Microsoft Update – Not Up To The Job

This month’s release of Microsoft security updates underscores the risk in relying on Microsoft’s patch management tools. Specifically, the Microsoft update mechanism found in Windows Update, Microsoft Update, SMS, and SCCM only scans for 75% of the security bulletins released this month. (And within that 75%, these tools don’t scan for certain older versions of products, like those running Office 2000 applications.)

MS08-029 addresses a vulnerability in the Microsoft security suite of tools that include the Microsoft malware engine, including Windows Live OneCare, Antigen for Exchange, Windows Defender, and Forefront Client Security, among others. Unfortunately, Windows update technologies won’t tell you which of your systems are vulnerable – much less which systems you have that even run these applications. Users are left on their own to launch these applications and update them.

Although these applications “provide built-in mechanisms for automatic detection and deployment of updates” they leave enterprises without the ability to centrally identify their risk, report on their security posture, or have any knowledge about their level of vulnerability to this issue. Microsoft Update and the WSUS engine was supposed to be the one-stop shop to understand Microsoft patch status across the enterprise. Of course, this assumes that all Microsoft products work with the Microsoft Update engine. With the advent of the Live product line and the Microsoft security suite, they seem to believe that these products are ‘above’ the need to provide central update management capabilities with their peer software applications.

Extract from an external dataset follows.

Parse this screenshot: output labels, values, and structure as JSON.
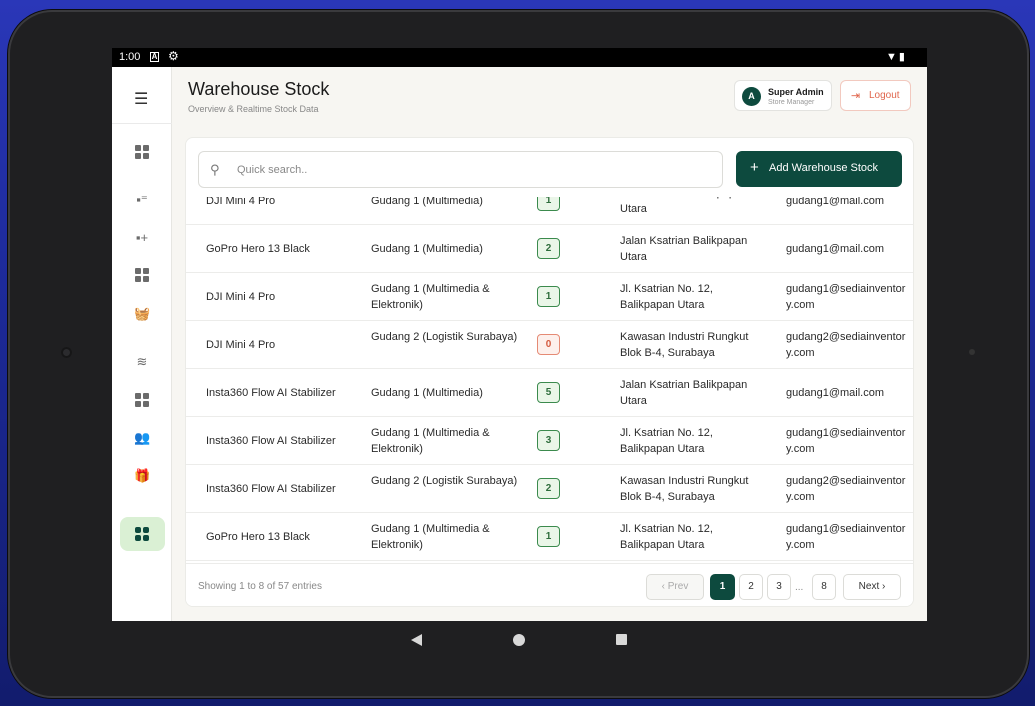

Security Bulletin MS08-029 discusses a security vulnerability that, while it cannot remotely take over your system, can be used to cause widespread denial of service, or when combined with other exploits, can be used to enable an attacker to gain additional access to a system (by forcing a reboot which may in turn aid other exploits in need of a system restart). In either event, I don’t want this on my network, and I’d like to know how prevalent these applications are. Until Microsoft can report centrally on the patch management status for all of its applications, I’ll stick with my thesis – Microsoft Update is not up to date.